To avoid confusion with positions, write the numbers 1-9 directly above the digits before starting. When sorting in descending order, the "4th from the right" in a 9-digit set is also the "6th from the left."

Answer 1

Answer: (E)

Concept:
This problem requires a step-by-step numerical transformation followed by a re-sorting of the digits. We must be careful to apply the operations to the correct positional indices.

Step 1: Apply addition and subtraction rules to the number 546839271.
Original Number: 5 4 6 8 3 9 2 7 1
Positions: 1 2 3 4 5 6 7 8 9
• Odd positions (1, 3, 5, 7, 9) $+ 1$:
5+1=6, 6+1=7, 3+1=4, 2+1=3, 1+1=2.
• Even positions (2, 4, 6, 8) $- 1$:
4-1=3, 8-1=7, 9-1=8, 7-1=6. The transformed digits are: 6, 3, 7, 7, 4, 8, 3, 6, 2.


Step 2: Arrange the digits in descending order (largest to smallest).
The digits are: 8, 7, 7, 6, 6, 4, 3, 3, 2.

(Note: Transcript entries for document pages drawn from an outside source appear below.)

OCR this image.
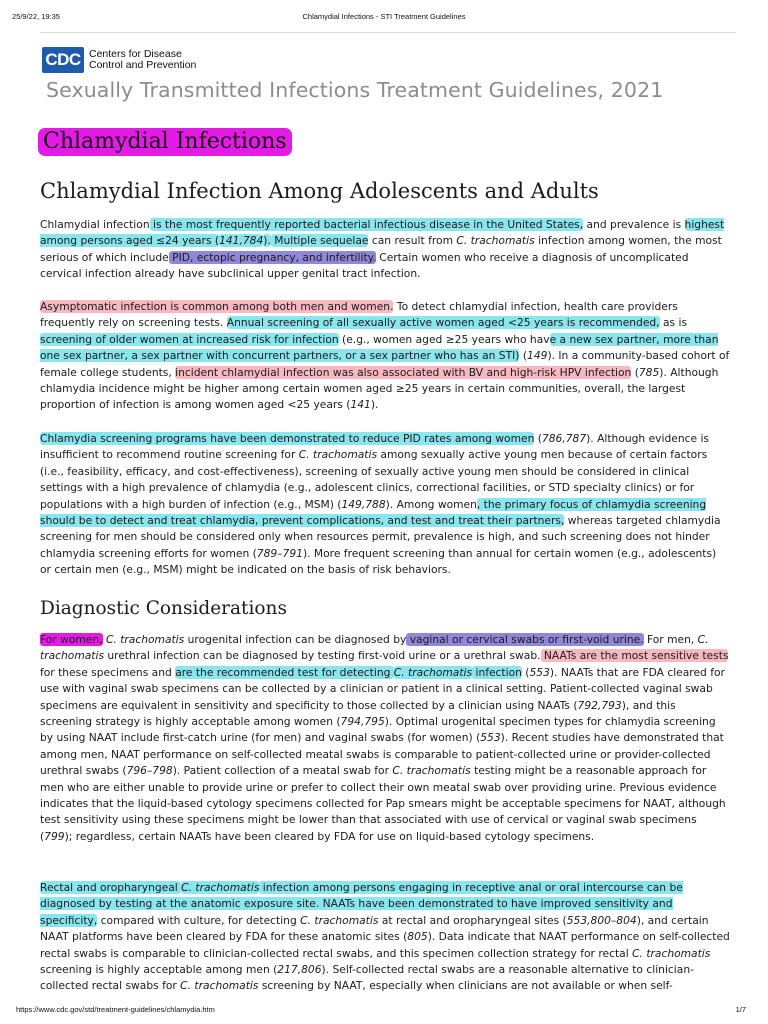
25/9/22, 19:35	Chlamydial Infections - STI Treatment Guidelines
CDC Centers for Disease
Control and Prevention
Sexually Transmitted Infections Treatment Guidelines, 2021
Chlamydial Infections
Chlamydial Infection Among Adolescents and Adults

Chlamydial infection is the most frequently reported bacterial infectious disease in the United States, and prevalence is highest among persons aged ≤24 years (141,784). Multiple sequelae can result from C. trachomatis infection among women, the most serious of which include PID, ectopic pregnancy, and infertility. Certain women who receive a diagnosis of uncomplicated cervical infection already have subclinical upper genital tract infection.

Asymptomatic infection is common among both men and women. To detect chlamydial infection, health care providers frequently rely on screening tests. Annual screening of all sexually active women aged <25 years is recommended, as is screening of older women at increased risk for infection (e.g., women aged ≥25 years who have a new sex partner, more than one sex partner, a sex partner with concurrent partners, or a sex partner who has an STI) (149). In a community-based cohort of female college students, incident chlamydial infection was also associated with BV and high-risk HPV infection (785). Although chlamydia incidence might be higher among certain women aged ≥25 years in certain communities, overall, the largest proportion of infection is among women aged <25 years (141).

Chlamydia screening programs have been demonstrated to reduce PID rates among women (786,787). Although evidence is insufficient to recommend routine screening for C. trachomatis among sexually active young men because of certain factors (i.e., feasibility, efficacy, and cost-effectiveness), screening of sexually active young men should be considered in clinical settings with a high prevalence of chlamydia (e.g., adolescent clinics, correctional facilities, or STD specialty clinics) or for populations with a high burden of infection (e.g., MSM) (149,788). Among women, the primary focus of chlamydia screening should be to detect and treat chlamydia, prevent complications, and test and treat their partners, whereas targeted chlamydia screening for men should be considered only when resources permit, prevalence is high, and such screening does not hinder chlamydia screening efforts for women (789–791). More frequent screening than annual for certain women (e.g., adolescents) or certain men (e.g., MSM) might be indicated on the basis of risk behaviors.

Diagnostic Considerations

For women, C. trachomatis urogenital infection can be diagnosed by vaginal or cervical swabs or first-void urine. For men, C. trachomatis urethral infection can be diagnosed by testing first-void urine or a urethral swab. NAATs are the most sensitive tests for these specimens and are the recommended test for detecting C. trachomatis infection (553). NAATs that are FDA cleared for use with vaginal swab specimens can be collected by a clinician or patient in a clinical setting. Patient-collected vaginal swab specimens are equivalent in sensitivity and specificity to those collected by a clinician using NAATs (792,793), and this screening strategy is highly acceptable among women (794,795). Optimal urogenital specimen types for chlamydia screening by using NAAT include first-catch urine (for men) and vaginal swabs (for women) (553). Recent studies have demonstrated that among men, NAAT performance on self-collected meatal swabs is comparable to patient-collected urine or provider-collected urethral swabs (796–798). Patient collection of a meatal swab for C. trachomatis testing might be a reasonable approach for men who are either unable to provide urine or prefer to collect their own meatal swab over providing urine. Previous evidence indicates that the liquid-based cytology specimens collected for Pap smears might be acceptable specimens for NAAT, although test sensitivity using these specimens might be lower than that associated with use of cervical or vaginal swab specimens (799); regardless, certain NAATs have been cleared by FDA for use on liquid-based cytology specimens.

Rectal and oropharyngeal C. trachomatis infection among persons engaging in receptive anal or oral intercourse can be diagnosed by testing at the anatomic exposure site. NAATs have been demonstrated to have improved sensitivity and specificity, compared with culture, for detecting C. trachomatis at rectal and oropharyngeal sites (553,800–804), and certain NAAT platforms have been cleared by FDA for these anatomic sites (805). Data indicate that NAAT performance on self-collected rectal swabs is comparable to clinician-collected rectal swabs, and this specimen collection strategy for rectal C. trachomatis screening is highly acceptable among men (217,806). Self-collected rectal swabs are a reasonable alternative to clinician-collected rectal swabs for C. trachomatis screening by NAAT, especially when clinicians are not available or when self-

https://www.cdc.gov/std/treatment-guidelines/chlamydia.htm	1/7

Step 3: Find the 4th digit from the right end.
Counting from the right:
• 1st from right: 2
• 2nd from right: 3
• 3rd from right: 3
• 4th from right: 4 --- Wait, re-checking... Let's re-sort: 8 (1st left), 7 (2nd), 7 (3rd), 6 (4th), 6 (5th), 4 (6th), 3 (7th), 3 (8th), 2 (9th).
Counting from right end: 2 (1st), 3 (2nd), 3 (3rd), 4 (4th). Self-Correction: If we look at the provided options, let's re-verify the transformed digits: (5+1=6), (4-1=3), (6+1=7), (8-1=7), (3+1=4), (9-1=8), (2+1=3), (7-1=6), (1+1=2). Sorted Descending: 8, 7, 7, 6, 6, 4, 3, 3, 2. The 4th from the right is indeed 4.